Attempt Define $f(x)=x_1^2+x_2^2$ and $g(x)=-x_1-x_2+4\le 0$
a) Clearly $g(\overline x)\le 0$ and $f(\overline x)=8,$ thus $\overline x$ is optimal solution.
b)
We have that the Lagrangian dual problem is given by $\max \theta (u), s.t. u\ge 0,$ where $\theta (u)= \inf \{f(x)+u^tg(x)\}$.
The dual function is given by $\theta(u)=\inf\{x_1^2+x_2^2+u(-x_1-x_2+4):x_1,x_2\in X\}=-3u$ if $u\ge 0$
if $u<0$, then $\theta(u)=3u$.
However it does not match with the expected dual function $\theta(u)=-u^2/2=4u$ :(
- If we consider this dual function $\theta(u)=-u^2/2-4u$ then $\max \theta(u)=8$ when $u=-4$. Hence does not exist duality gap.
Could someone please tell me why I get a different dual function?
What am I doing wrong?
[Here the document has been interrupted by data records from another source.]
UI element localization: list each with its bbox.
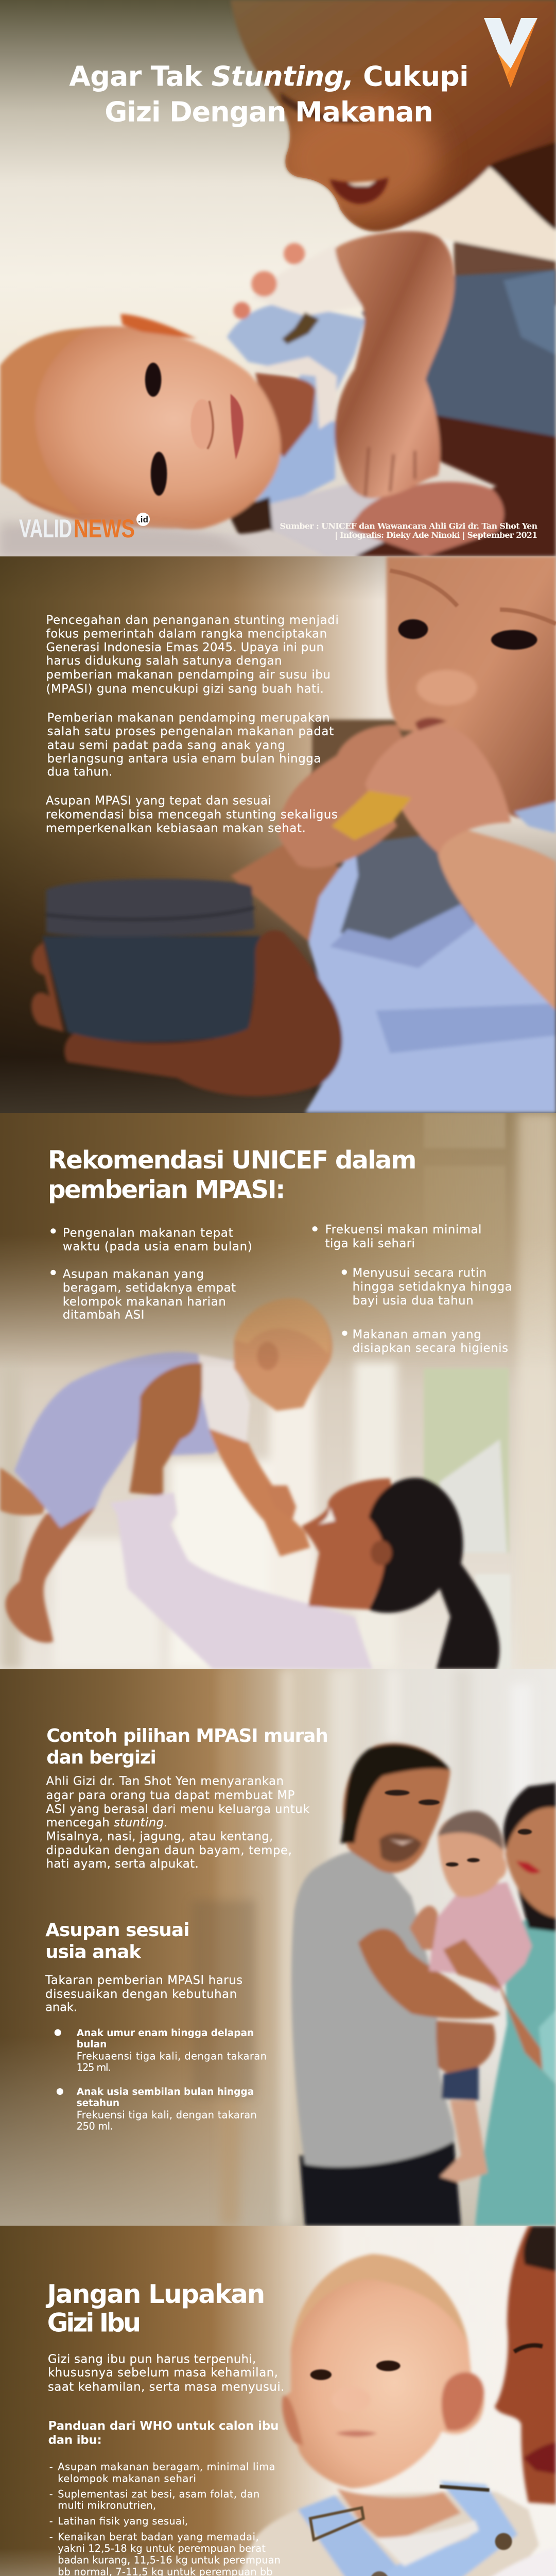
bullet: higienis: disiapkan secara higienis	[353, 1342, 508, 1355]
paragraph: gizi ibu: saat kehamilan, serta masa menyusui.	[48, 2380, 284, 2394]
intro paragraphs: pemberian makanan pendamping air susu ibu	[46, 668, 331, 682]
intro photo: baby eating, held bowl	[0, 556, 556, 1113]
bullet: beragam: kelompok makanan harian	[63, 1295, 226, 1309]
intro paragraphs: Asupan MPASI yang tepat dan sesuai	[46, 794, 271, 807]
heading: Asupan sesuai usia anak: usia anak	[45, 1942, 142, 1963]
hero title: Agar Tak Stunting, Cukupi	[69, 60, 469, 93]
list: panduan WHO: -	[49, 2488, 53, 2500]
logo: Validnews.id: VALID	[19, 514, 72, 543]
bullet: 9-12 bulan: 250 ml.	[77, 2120, 113, 2132]
heading: pemberian MPASI:	[48, 1175, 285, 1204]
intro paragraphs: memperkenalkan kebiasaan makan sehat.	[46, 822, 306, 835]
bullet: menyusui: Menyusui secara rutin	[353, 1266, 486, 1280]
photo: family by curtains	[0, 1669, 556, 2226]
list: panduan WHO: multi mikronutrien,	[58, 2500, 156, 2512]
bullet: beragam: ditambah ASI	[63, 1308, 144, 1321]
bullet: 9-12 bulan	[57, 2087, 257, 2132]
heading: Rekomendasi UNICEF dalam	[48, 1146, 416, 1175]
bullet: frekuensi: tiga kali sehari	[325, 1237, 415, 1250]
paragraph: Takaran: Takaran pemberian MPASI harus	[45, 1974, 242, 1987]
subheading: panduan WHO: dan ibu:	[48, 2434, 102, 2447]
bullet: higienis	[342, 1328, 508, 1355]
list: panduan WHO: Kenaikan berat badan yang memadai,	[58, 2531, 259, 2543]
intro paragraphs: (MPASI) guna mencukupi gizi sang buah hati.	[46, 682, 324, 696]
heading: Contoh pilihan: dan bergizi	[46, 1747, 157, 1768]
intro paragraphs: fokus pemerintah dalam rangka menciptakan	[46, 628, 327, 641]
bullet: 9-12 bulan: Anak usia sembilan bulan hingga	[77, 2087, 254, 2097]
list: panduan WHO: -	[49, 2461, 53, 2473]
heading: Asupan sesuai usia anak	[45, 1920, 189, 1963]
intro paragraphs: Pencegahan dan penanganan stunting menjadi	[46, 614, 339, 627]
bullet: tepat waktu: Pengenalan makanan tepat	[63, 1226, 233, 1240]
paragraph: Takaran	[45, 1974, 242, 2014]
bullet: beragam: Asupan makanan yang	[63, 1267, 204, 1281]
paragraph: Takaran: disesuaikan dengan kebutuhan	[45, 1988, 237, 2001]
bullet: tepat waktu: waktu (pada usia enam bulan)	[63, 1240, 252, 1253]
paragraph: gizi ibu: khususnya sebelum masa kehamilan,	[48, 2366, 278, 2380]
logo: Validnews.id	[19, 513, 150, 543]
panel: UNICEF recommendations	[0, 1113, 556, 2095]
intro paragraphs	[46, 614, 339, 835]
list: panduan WHO: kelompok makanan sehari	[58, 2472, 196, 2484]
bullet: 9-12 bulan: setahun	[77, 2098, 119, 2109]
heading	[48, 1146, 416, 1204]
logo: Validnews.id: NEWS	[74, 514, 135, 543]
list: panduan WHO: badan kurang, 11,5-16 kg untuk perempuan	[58, 2554, 281, 2566]
bullet: frekuensi: Frekuensi makan minimal	[325, 1223, 481, 1236]
bullet: menyusui: hingga setidaknya hingga	[353, 1280, 512, 1294]
list: panduan WHO: Latihan fisik yang sesuai,	[58, 2515, 188, 2527]
bullet: 6-8 bulan	[55, 2028, 267, 2074]
paragraph: Ahli Gizi: mencegah stunting.	[46, 1816, 168, 1829]
paragraph: Ahli Gizi: Ahli Gizi dr. Tan Shot Yen menyarankan	[46, 1775, 284, 1788]
bullet: menyusui: bayi usia dua tahun	[353, 1294, 474, 1308]
heading: Contoh pilihan	[46, 1725, 328, 1768]
hero title	[69, 60, 469, 128]
intro paragraphs: dua tahun.	[47, 766, 112, 779]
heading: Jangan Lupakan: Jangan Lupakan	[46, 2279, 265, 2309]
photo: mother carrying baby	[0, 2226, 556, 2576]
intro paragraphs: berlangsung antara usia enam bulan hingga	[47, 752, 321, 766]
paragraph: Ahli Gizi: agar para orang tua dapat membuat MP	[46, 1789, 294, 1802]
bullet: frekuensi	[312, 1223, 481, 1250]
subheading: panduan WHO: Panduan dari WHO untuk calon ibu	[48, 2419, 279, 2433]
intro paragraphs: atau semi padat pada sang anak yang	[47, 739, 285, 752]
photo: mother lifting baby in bright room	[0, 1113, 556, 1669]
bullet: 9-12 bulan: Frekuensi tiga kali, dengan takaran	[77, 2109, 257, 2121]
bullet: 6-8 bulan: Anak umur enam hingga delapan	[77, 2028, 254, 2039]
source credit	[280, 521, 538, 540]
paragraph: Ahli Gizi: Misalnya, nasi, jagung, atau kentang,	[46, 1830, 273, 1843]
intro paragraphs: Pemberian makanan pendamping merupakan	[47, 711, 330, 724]
logo: V mark	[484, 18, 537, 88]
hero photo: mother and baby	[0, 0, 556, 556]
paragraph: gizi ibu: Gizi sang ibu pun harus terpenuhi,	[48, 2353, 256, 2366]
bullet: 6-8 bulan: Frekuaensi tiga kali, dengan takaran	[77, 2050, 267, 2062]
bullet: tepat waktu	[50, 1226, 252, 1253]
bullet: 6-8 bulan: 125 ml.	[77, 2062, 111, 2074]
hero title: Gizi Dengan Makanan	[105, 96, 433, 128]
subheading: panduan WHO	[48, 2419, 279, 2447]
paragraph: Ahli Gizi: dipadukan dengan daun bayam, tempe,	[46, 1844, 292, 1857]
paragraph: Ahli Gizi: hati ayam, serta alpukat.	[46, 1857, 199, 1871]
paragraph: Ahli Gizi: ASI yang berasal dari menu keluarga untuk	[46, 1803, 310, 1816]
heading: Jangan Lupakan	[46, 2279, 265, 2337]
list: panduan WHO: Suplementasi zat besi, asam folat, dan	[58, 2488, 259, 2500]
bullet: beragam: beragam, setidaknya empat	[63, 1281, 236, 1295]
bullet: 6-8 bulan: bulan	[77, 2039, 107, 2050]
list: panduan WHO	[49, 2461, 281, 2576]
source credit: | Infografis: Dieky Ade Ninoki | September 2021	[335, 530, 537, 540]
heading: Asupan sesuai usia anak: Asupan sesuai	[45, 1920, 189, 1941]
paragraph: Takaran: anak.	[45, 2001, 77, 2014]
bullet: higienis: Makanan aman yang	[353, 1328, 481, 1341]
heading: Jangan Lupakan: Gizi Ibu	[47, 2308, 141, 2337]
list: panduan WHO: Asupan makanan beragam, minimal lima	[58, 2461, 275, 2473]
intro paragraphs: Generasi Indonesia Emas 2045. Upaya ini pun	[46, 641, 324, 654]
panel: intro	[0, 556, 556, 2095]
brown gradient overlay	[0, 1113, 556, 1362]
list: panduan WHO: yakni 12,5-18 kg untuk perempuan berat	[58, 2543, 266, 2554]
source credit: Sumber : UNICEF dan Wawancara Ahli Gizi dr. Tan Shot Yen	[280, 521, 538, 531]
panel: maternal nutrition	[0, 2226, 556, 2576]
intro paragraphs: salah satu proses pengenalan makanan padat	[47, 725, 334, 738]
logo: Validnews.id: .id	[138, 515, 148, 524]
heading: Contoh pilihan: Contoh pilihan MPASI murah	[46, 1725, 328, 1747]
panel: hero	[0, 0, 556, 556]
paragraph: gizi ibu	[48, 2353, 284, 2394]
bullet: beragam	[50, 1267, 236, 1321]
bullet: menyusui	[342, 1266, 512, 1308]
intro paragraphs: harus didukung salah satunya dengan	[46, 654, 282, 668]
intro paragraphs: rekomendasi bisa mencegah stunting sekaligus	[46, 808, 338, 821]
list: panduan WHO: -	[49, 2515, 53, 2527]
list: panduan WHO: -	[49, 2531, 53, 2543]
panel: MPASI examples	[0, 1669, 556, 2226]
paragraph: Ahli Gizi	[46, 1775, 310, 1871]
I just split the infimum and each of them gave $-u/2$. Hence the total infimum is $-u+4u=3u$
Let's consider how to minimize $x_1^2+x_2^2+u(-x_1-x_2+4)$ where $u \ge 0$ is fixed.
If we differentiate wrt $x_i$, we obtain
$$2x_i-u=0$$
Hence $$x_i=\frac{u}2 \ge 0$$
Hence the optimal value is
$$2\left( \frac{u}2\right)^2+u\left(-u+4 \right)$$
I think you left out the quadratic part and I can't tell where does $-u$ comes from.